Reforming crop insurance programs to limit the amount of money crop insurance companies and agents can "earn" from the sale of subsidized crop insurance policies is another way to pay for Farm Bill priorities. Crop insurance now costs the taxpayers more than $5 billion a year -- almost as much as the traditional farm safety net -- and reforms to limit administrative costs and underwriting gains could produce more than $2 billion in savings over the next five years.

Placing "hard" caps on subsidies, as proposed by Senators Dorgan (D-ND) and Grassley (R-IA), could also save as much as $2 billion over ten years -- but only if Congress really closes the loopholes that let some big rice and cotton farmers collect more than $1 million a year. Capping farm subsidies would also help create a level playing field for smaller farmers.

The presence of a $20 billion budget reserve -- spending that must be offset from other sources, such as taxes on oil and gas companies -- has led some legislators to so far avoid making the hard chocies needed to pay for Farm Bill priorities like expansion of the Wetlands Reserve Program. But, legislators who fail to make the tough choices should not be suprised when other leaders make the decisions for them -- on the floor of the House and Senate.

Sunday, June 3, 2007

Methane Means Money to Vermont's Dairy Farmers

Methane emissions captured from cow manure may soon be worth more than milk to Vermont's dairy farmers.

A program run by a state power utility allows consumers to pay an extra 4 cent per kilowatt-hour for "cow power" -- eletricity that is generated when local dairy farmers capture and burn the methane emitted from animal waste stored in large waste pits called, er, lagoons.

Manure-to-energy projects and programs like Vermont's "cow power" program could help many more farmers and the environment.

In many counties, farm animals produce far more manure than can be safely applied on nearby fields. Simply storing the waste in "lagoons" just turns a potential water quality challenge into an air quality challenge -- because lagoons emit methane that contributes to climate change and emit ammonia that creates other environmental and health challenges.

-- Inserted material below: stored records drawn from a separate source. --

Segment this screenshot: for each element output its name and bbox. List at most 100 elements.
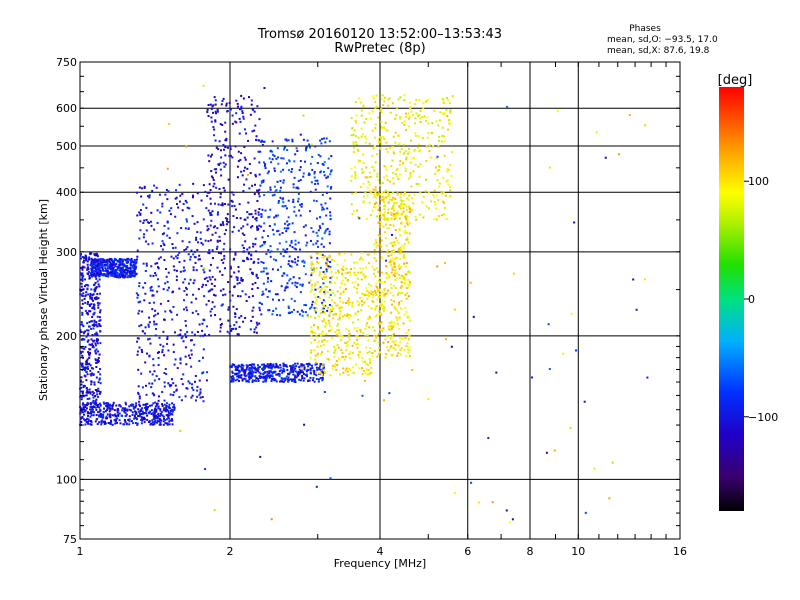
data-point: [506, 105, 509, 108]
data-point: [326, 185, 329, 188]
data-point: [143, 219, 146, 222]
data-point: [386, 346, 389, 349]
data-point: [355, 135, 358, 138]
data-point: [209, 278, 212, 281]
data-point: [190, 365, 193, 368]
data-point: [109, 404, 112, 407]
data-point: [362, 105, 365, 108]
data-point: [347, 329, 350, 332]
data-point: [403, 253, 406, 256]
data-point: [91, 343, 94, 346]
data-point: [248, 368, 251, 371]
data-point: [356, 148, 359, 151]
data-point: [179, 333, 182, 336]
data-point: [339, 292, 342, 295]
data-point: [105, 273, 108, 276]
data-point: [268, 251, 271, 254]
data-point: [245, 374, 248, 377]
data-point: [383, 289, 386, 292]
data-point: [155, 409, 158, 412]
data-point: [209, 214, 212, 217]
data-point: [240, 374, 243, 377]
data-point: [321, 340, 324, 343]
data-point: [209, 263, 212, 266]
data-point: [129, 270, 132, 273]
data-point: [398, 228, 401, 231]
data-point: [300, 205, 303, 208]
data-point: [374, 191, 377, 194]
data-point: [219, 192, 222, 195]
data-point: [287, 372, 290, 375]
data-point: [267, 364, 270, 367]
data-point: [397, 98, 400, 101]
data-point: [208, 183, 211, 186]
data-point: [229, 145, 232, 148]
data-point: [259, 372, 262, 375]
data-point: [79, 379, 82, 382]
data-point: [323, 312, 326, 315]
data-point: [286, 286, 289, 289]
data-point: [141, 407, 144, 410]
data-point: [216, 227, 219, 230]
data-point: [296, 150, 299, 153]
data-point: [318, 270, 321, 273]
data-point: [162, 288, 165, 291]
data-point: [213, 285, 216, 288]
data-point: [231, 380, 234, 383]
data-point: [95, 398, 98, 401]
data-point: [266, 172, 269, 175]
data-point: [175, 279, 178, 282]
data-point: [365, 287, 368, 290]
data-point: [433, 217, 436, 220]
data-point: [276, 248, 279, 251]
data-point: [448, 102, 451, 105]
data-point: [383, 138, 386, 141]
data-point: [418, 99, 421, 102]
data-point: [82, 292, 85, 295]
data-point: [255, 219, 258, 222]
data-point: [319, 377, 322, 380]
data-point: [254, 124, 257, 127]
data-point: [101, 416, 104, 419]
data-point: [92, 259, 95, 262]
data-point: [387, 193, 390, 196]
data-point: [294, 284, 297, 287]
data-point: [207, 240, 210, 243]
data-point: [90, 274, 93, 277]
data-point: [404, 294, 407, 297]
data-point: [332, 291, 335, 294]
data-point: [632, 278, 635, 281]
data-point: [313, 380, 316, 383]
data-point: [157, 257, 160, 260]
data-point: [422, 195, 425, 198]
data-point: [162, 345, 165, 348]
data-point: [163, 399, 166, 402]
data-point: [377, 270, 380, 273]
data-point: [92, 396, 95, 399]
data-point: [287, 306, 290, 309]
data-point: [283, 377, 286, 380]
data-point: [296, 374, 299, 377]
data-point: [97, 265, 100, 268]
data-point: [388, 276, 391, 279]
data-point: [309, 290, 312, 293]
data-point: [392, 171, 395, 174]
data-point: [95, 414, 98, 417]
data-point: [244, 375, 247, 378]
data-point: [178, 396, 181, 399]
data-point: [158, 336, 161, 339]
data-point: [303, 261, 306, 264]
data-point: [336, 329, 339, 332]
data-point: [282, 197, 285, 200]
data-point: [405, 206, 408, 209]
data-point: [381, 125, 384, 128]
data-point: [316, 245, 319, 248]
data-point: [206, 194, 209, 197]
data-point: [400, 291, 403, 294]
data-point: [388, 274, 391, 277]
data-point: [117, 413, 120, 416]
data-point: [114, 420, 117, 423]
data-point: [97, 387, 100, 390]
data-point: [334, 349, 337, 352]
data-point: [170, 384, 173, 387]
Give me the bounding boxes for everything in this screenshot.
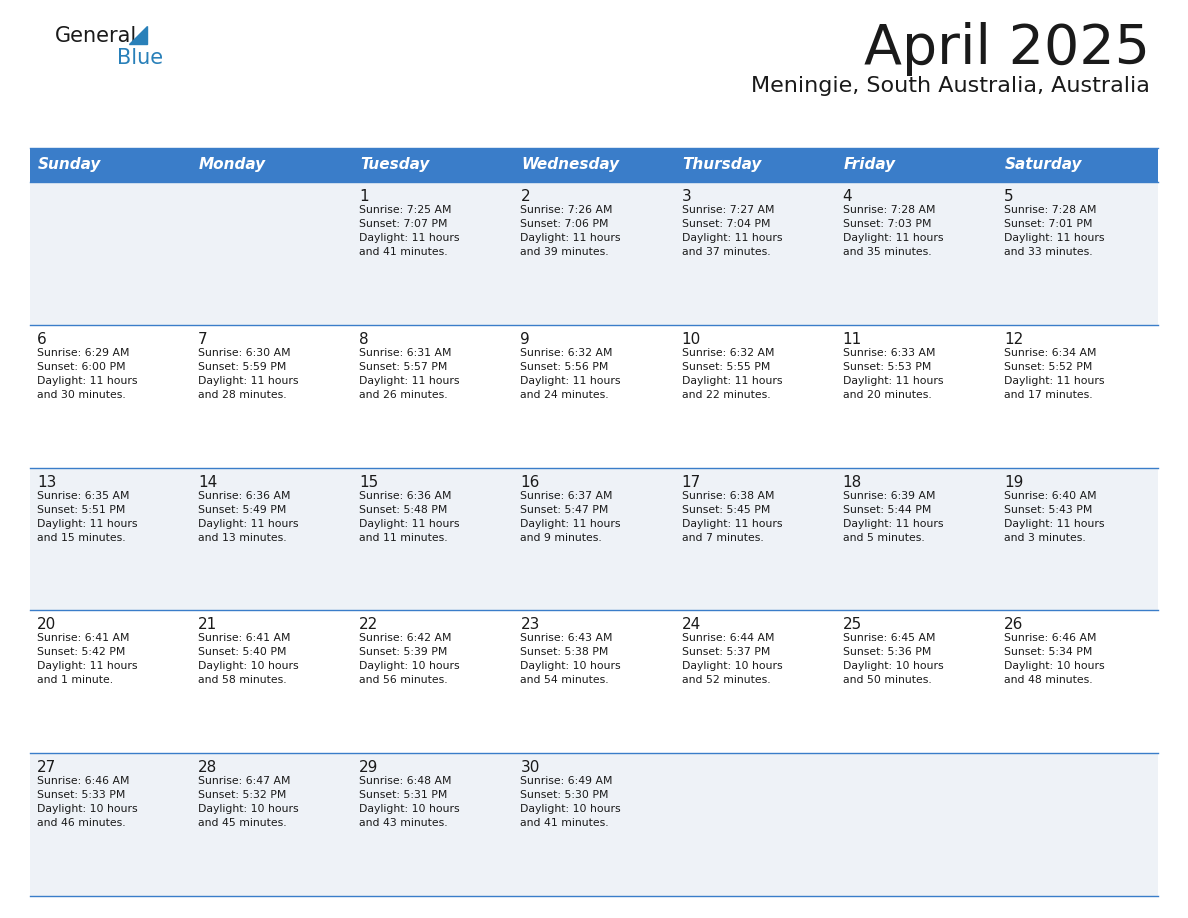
Text: Sunrise: 6:31 AM
Sunset: 5:57 PM
Daylight: 11 hours
and 26 minutes.: Sunrise: 6:31 AM Sunset: 5:57 PM Dayligh…	[359, 348, 460, 400]
Text: Sunrise: 6:35 AM
Sunset: 5:51 PM
Daylight: 11 hours
and 15 minutes.: Sunrise: 6:35 AM Sunset: 5:51 PM Dayligh…	[37, 490, 138, 543]
Text: Sunrise: 7:25 AM
Sunset: 7:07 PM
Daylight: 11 hours
and 41 minutes.: Sunrise: 7:25 AM Sunset: 7:07 PM Dayligh…	[359, 205, 460, 257]
Text: Sunrise: 6:33 AM
Sunset: 5:53 PM
Daylight: 11 hours
and 20 minutes.: Sunrise: 6:33 AM Sunset: 5:53 PM Dayligh…	[842, 348, 943, 400]
Text: Friday: Friday	[843, 158, 896, 173]
Text: 9: 9	[520, 331, 530, 347]
Text: Sunrise: 6:44 AM
Sunset: 5:37 PM
Daylight: 10 hours
and 52 minutes.: Sunrise: 6:44 AM Sunset: 5:37 PM Dayligh…	[682, 633, 782, 686]
Text: Sunrise: 6:42 AM
Sunset: 5:39 PM
Daylight: 10 hours
and 56 minutes.: Sunrise: 6:42 AM Sunset: 5:39 PM Dayligh…	[359, 633, 460, 686]
Bar	[30, 148, 1158, 182]
Text: 13: 13	[37, 475, 56, 489]
Text: 25: 25	[842, 618, 862, 633]
Text: Sunrise: 6:43 AM
Sunset: 5:38 PM
Daylight: 10 hours
and 54 minutes.: Sunrise: 6:43 AM Sunset: 5:38 PM Dayligh…	[520, 633, 621, 686]
Text: 26: 26	[1004, 618, 1023, 633]
Text: Meningie, South Australia, Australia: Meningie, South Australia, Australia	[751, 76, 1150, 96]
Bar	[30, 182, 1158, 325]
Bar	[30, 753, 1158, 896]
Text: Sunrise: 7:28 AM
Sunset: 7:01 PM
Daylight: 11 hours
and 33 minutes.: Sunrise: 7:28 AM Sunset: 7:01 PM Dayligh…	[1004, 205, 1105, 257]
Text: Sunrise: 6:41 AM
Sunset: 5:40 PM
Daylight: 10 hours
and 58 minutes.: Sunrise: 6:41 AM Sunset: 5:40 PM Dayligh…	[198, 633, 298, 686]
Text: 30: 30	[520, 760, 539, 775]
Text: 2: 2	[520, 189, 530, 204]
Text: Wednesday: Wednesday	[522, 158, 620, 173]
Text: Sunrise: 6:47 AM
Sunset: 5:32 PM
Daylight: 10 hours
and 45 minutes.: Sunrise: 6:47 AM Sunset: 5:32 PM Dayligh…	[198, 777, 298, 828]
Text: 7: 7	[198, 331, 208, 347]
Text: 27: 27	[37, 760, 56, 775]
Bar	[30, 325, 1158, 467]
Text: Sunrise: 7:26 AM
Sunset: 7:06 PM
Daylight: 11 hours
and 39 minutes.: Sunrise: 7:26 AM Sunset: 7:06 PM Dayligh…	[520, 205, 621, 257]
Text: Sunrise: 6:32 AM
Sunset: 5:55 PM
Daylight: 11 hours
and 22 minutes.: Sunrise: 6:32 AM Sunset: 5:55 PM Dayligh…	[682, 348, 782, 400]
Text: April 2025: April 2025	[864, 22, 1150, 76]
Text: Sunrise: 6:32 AM
Sunset: 5:56 PM
Daylight: 11 hours
and 24 minutes.: Sunrise: 6:32 AM Sunset: 5:56 PM Dayligh…	[520, 348, 621, 400]
Text: General: General	[55, 26, 138, 46]
Text: Sunrise: 6:37 AM
Sunset: 5:47 PM
Daylight: 11 hours
and 9 minutes.: Sunrise: 6:37 AM Sunset: 5:47 PM Dayligh…	[520, 490, 621, 543]
Text: Blue: Blue	[116, 48, 163, 68]
Text: Sunrise: 6:48 AM
Sunset: 5:31 PM
Daylight: 10 hours
and 43 minutes.: Sunrise: 6:48 AM Sunset: 5:31 PM Dayligh…	[359, 777, 460, 828]
Text: Sunrise: 6:36 AM
Sunset: 5:49 PM
Daylight: 11 hours
and 13 minutes.: Sunrise: 6:36 AM Sunset: 5:49 PM Dayligh…	[198, 490, 298, 543]
Text: 29: 29	[359, 760, 379, 775]
Text: Sunrise: 6:40 AM
Sunset: 5:43 PM
Daylight: 11 hours
and 3 minutes.: Sunrise: 6:40 AM Sunset: 5:43 PM Dayligh…	[1004, 490, 1105, 543]
Polygon shape	[129, 26, 147, 44]
Text: 15: 15	[359, 475, 379, 489]
Text: Thursday: Thursday	[683, 158, 762, 173]
Text: 10: 10	[682, 331, 701, 347]
Text: Sunrise: 6:38 AM
Sunset: 5:45 PM
Daylight: 11 hours
and 7 minutes.: Sunrise: 6:38 AM Sunset: 5:45 PM Dayligh…	[682, 490, 782, 543]
Text: Sunrise: 6:30 AM
Sunset: 5:59 PM
Daylight: 11 hours
and 28 minutes.: Sunrise: 6:30 AM Sunset: 5:59 PM Dayligh…	[198, 348, 298, 400]
Text: Sunrise: 6:41 AM
Sunset: 5:42 PM
Daylight: 11 hours
and 1 minute.: Sunrise: 6:41 AM Sunset: 5:42 PM Dayligh…	[37, 633, 138, 686]
Text: 5: 5	[1004, 189, 1013, 204]
Text: Sunrise: 6:36 AM
Sunset: 5:48 PM
Daylight: 11 hours
and 11 minutes.: Sunrise: 6:36 AM Sunset: 5:48 PM Dayligh…	[359, 490, 460, 543]
Text: 11: 11	[842, 331, 862, 347]
Text: 8: 8	[359, 331, 369, 347]
Text: 19: 19	[1004, 475, 1023, 489]
Text: 16: 16	[520, 475, 539, 489]
Text: 4: 4	[842, 189, 852, 204]
Text: Sunrise: 7:27 AM
Sunset: 7:04 PM
Daylight: 11 hours
and 37 minutes.: Sunrise: 7:27 AM Sunset: 7:04 PM Dayligh…	[682, 205, 782, 257]
Text: 1: 1	[359, 189, 369, 204]
Text: 22: 22	[359, 618, 379, 633]
Text: 18: 18	[842, 475, 862, 489]
Text: 20: 20	[37, 618, 56, 633]
Text: 6: 6	[37, 331, 46, 347]
Text: 17: 17	[682, 475, 701, 489]
Bar	[30, 467, 1158, 610]
Text: 23: 23	[520, 618, 539, 633]
Text: 28: 28	[198, 760, 217, 775]
Text: Tuesday: Tuesday	[360, 158, 430, 173]
Text: Sunrise: 6:34 AM
Sunset: 5:52 PM
Daylight: 11 hours
and 17 minutes.: Sunrise: 6:34 AM Sunset: 5:52 PM Dayligh…	[1004, 348, 1105, 400]
Text: Sunday: Sunday	[38, 158, 101, 173]
Text: 12: 12	[1004, 331, 1023, 347]
Text: Monday: Monday	[200, 158, 266, 173]
Bar	[30, 610, 1158, 753]
Text: Sunrise: 6:46 AM
Sunset: 5:34 PM
Daylight: 10 hours
and 48 minutes.: Sunrise: 6:46 AM Sunset: 5:34 PM Dayligh…	[1004, 633, 1105, 686]
Text: Sunrise: 6:49 AM
Sunset: 5:30 PM
Daylight: 10 hours
and 41 minutes.: Sunrise: 6:49 AM Sunset: 5:30 PM Dayligh…	[520, 777, 621, 828]
Text: Sunrise: 6:46 AM
Sunset: 5:33 PM
Daylight: 10 hours
and 46 minutes.: Sunrise: 6:46 AM Sunset: 5:33 PM Dayligh…	[37, 777, 138, 828]
Text: 3: 3	[682, 189, 691, 204]
Text: 14: 14	[198, 475, 217, 489]
Text: Sunrise: 6:45 AM
Sunset: 5:36 PM
Daylight: 10 hours
and 50 minutes.: Sunrise: 6:45 AM Sunset: 5:36 PM Dayligh…	[842, 633, 943, 686]
Text: Saturday: Saturday	[1005, 158, 1082, 173]
Text: Sunrise: 6:39 AM
Sunset: 5:44 PM
Daylight: 11 hours
and 5 minutes.: Sunrise: 6:39 AM Sunset: 5:44 PM Dayligh…	[842, 490, 943, 543]
Text: 24: 24	[682, 618, 701, 633]
Text: Sunrise: 6:29 AM
Sunset: 6:00 PM
Daylight: 11 hours
and 30 minutes.: Sunrise: 6:29 AM Sunset: 6:00 PM Dayligh…	[37, 348, 138, 400]
Text: Sunrise: 7:28 AM
Sunset: 7:03 PM
Daylight: 11 hours
and 35 minutes.: Sunrise: 7:28 AM Sunset: 7:03 PM Dayligh…	[842, 205, 943, 257]
Text: 21: 21	[198, 618, 217, 633]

So, some farmers have installed “digesters” that cover their animal waste lagoons to capture and burn the methane to generate electricity. More than 100 digesters have been built so far, and nearly 100 more digesters are in the planning stages. Companies like E3 Biofuels are using digesters to power ethanol plants and feeding the left-over mash to the cows -- a closed loop.

Overall, about 7,000 dairy and swine operations could install digesters, generating enough eletricity to annually power 500,000 homes and preventing the release of 1.3 million tons of methane. Farmers could not only make money by selling premium eletricity (sort of like premium ice cream) but by selling greenhouse gas reduction credits.

As farmers like to say, "smells like money."